Le mieux est l’ennemi du bien

 

Du talent, Flanagan en a aussi lorsqu’il s’agit de manier la caméra. Sur ce plan, on pourrait même dire qu’il fait partie de la catégorie des virtuoses. Avec comme point d’ancrage une photographie qui se joue de la lumière pour tutoyer le baroque, chaque plan brille par la qualité de sa mise en scène. Ici, point de hasard tant le soin apporté aux détails et à l’ensemble du montage semble primordial. Il émane de cette réalisation impeccable une beauté vénéneuse qui voit la modernité de notre monde se teinter d’un symbolisme romantique volontairement appuyé. Paradoxalement, on en vient à penser que c’est parfois un peu trop. Il manque par exemple à l’image ce petit grain d’imperfection qui confère à une œuvre le supplément d’âme lui permettant de pleinement émouvoir le spectateur. De là à penser que ce léger manque d’aspérités dans la production se rapproche de la ligne éditoriale de Netflix, il n’y a qu’un pas.

 

 

Une narration simple mais captivante

 

De son côté, la narration adopte un schéma simple mais à l’efficacité éprouvée. Chaque épisode se plaît en effet à identifier les événements qui aboutissent in fine au décès d’un des membres de la fratrie Usher.

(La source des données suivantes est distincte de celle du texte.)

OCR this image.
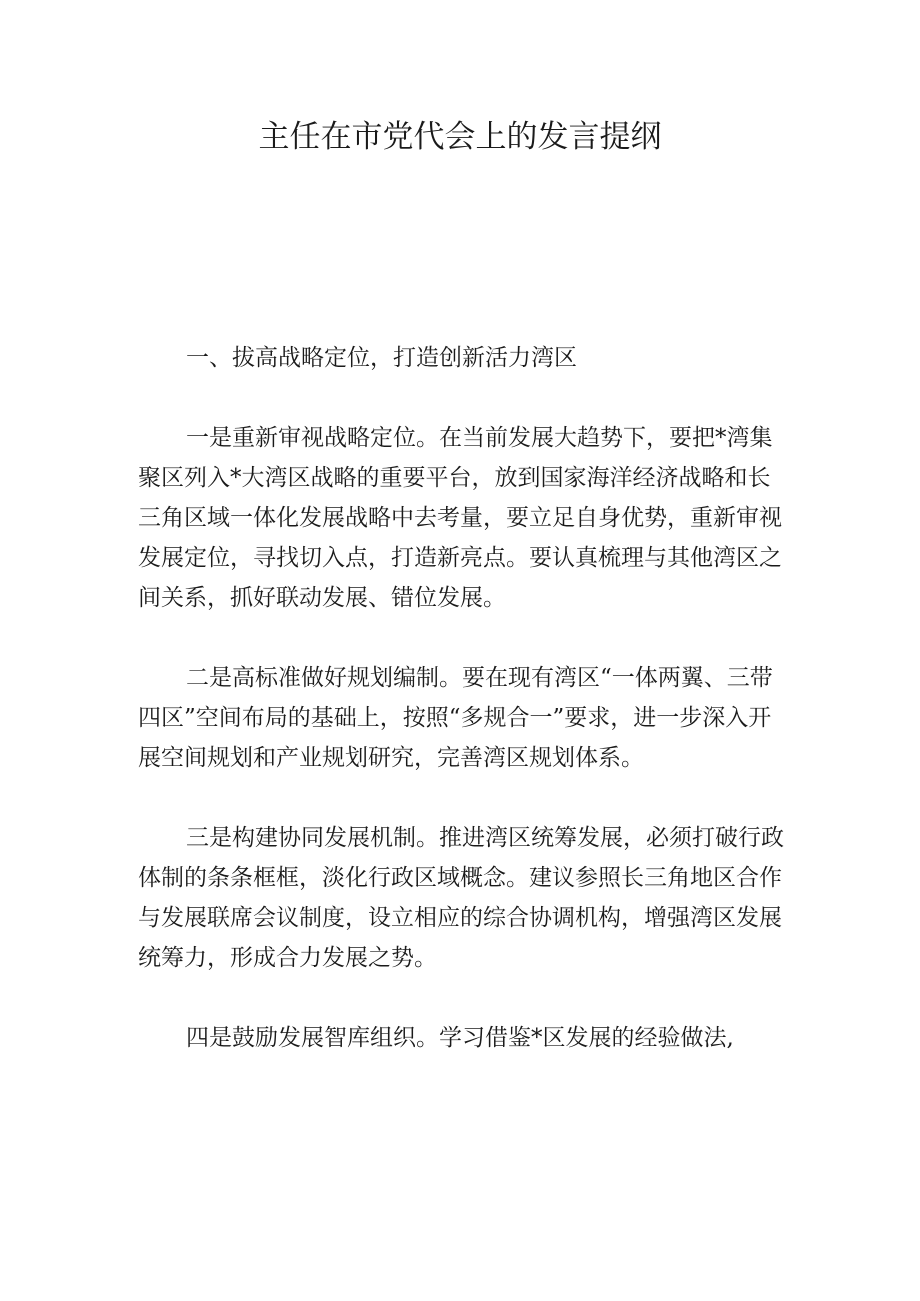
主任在市党代会上的发言提纲

一、拔高战略定位，打造创新活力湾区

一是重新审视战略定位。在当前发展大趋势下，要把*湾集聚区列入*大湾区战略的重要平台，放到国家海洋经济战略和长三角区域一体化发展战略中去考量，要立足自身优势，重新审视发展定位，寻找切入点，打造新亮点。要认真梳理与其他湾区之间关系，抓好联动发展、错位发展。

二是高标准做好规划编制。要在现有湾区“一体两翼、三带四区”空间布局的基础上，按照“多规合一”要求，进一步深入开展空间规划和产业规划研究，完善湾区规划体系。

三是构建协同发展机制。推进湾区统筹发展，必须打破行政体制的条条框框，淡化行政区域概念。建议参照长三角地区合作与发展联席会议制度，设立相应的综合协调机构，增强湾区发展统筹力，形成合力发展之势。

四是鼓励发展智库组织。学习借鉴*区发展的经验做法,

Une fratrie qui, soit dit en passant, exerce son pouvoir de nuisance sur à peu près tous les pans de la société américaine : bien-être, médecine, divertissement, médias... Quoi qu’il en soit, il est plaisant de voir progressivement se dessiner les sentences qui leur ont été attribuées. Par ailleurs, l’intérêt porté à l’intrigue tient aussi au fait que, jusqu’au bout, on ne connaît pas la teneur de la malédiction qui pèse sur cette famille même si on se doute qu’elle est liée à la femme intrigante présente sur les lieux des différents drames. Toutes ces interrogations ainsi que la retranscription de l’avènement de Roderick et de sa sœur à la tête de Fortunato maintiennent efficacement le spectateur en haleine. S’il est un regret cependant, c’est de ne pas ressentir la dose de frissons tant espérée, la faute à une mise en scène qui s’appuie trop souvent sur les apparitions subites de figures horrifiques pour nous effrayer. Un effet systématiquement agrémenté d’un bref mais puissant accord musical qui finit par perdre de son impact au fur et à mesure qu’on y est confronté.

 

 

Bilan

 

Au final, « la chute de la maison Usher » porte indéniablement le sceau de son auteur. Pour les bons points, on évoquera évidemment une réalisation époustouflante accompagnée d'une photographie magnifiques qui procurent à la série une esthétique à laquelle il est difficile de ne pas succomber. Mais à force de viser la perfection, elle en oublie parfois de se montrer sensible et touchante. Trop soignée, trop didactique… D’aucuns diront que ces excès assumés font partie de son charme. Ils n’en demeurent pas moins gênants pour une œuvre dont le plus grand tort est peut-être tout simplement de se prendre trop au sérieux.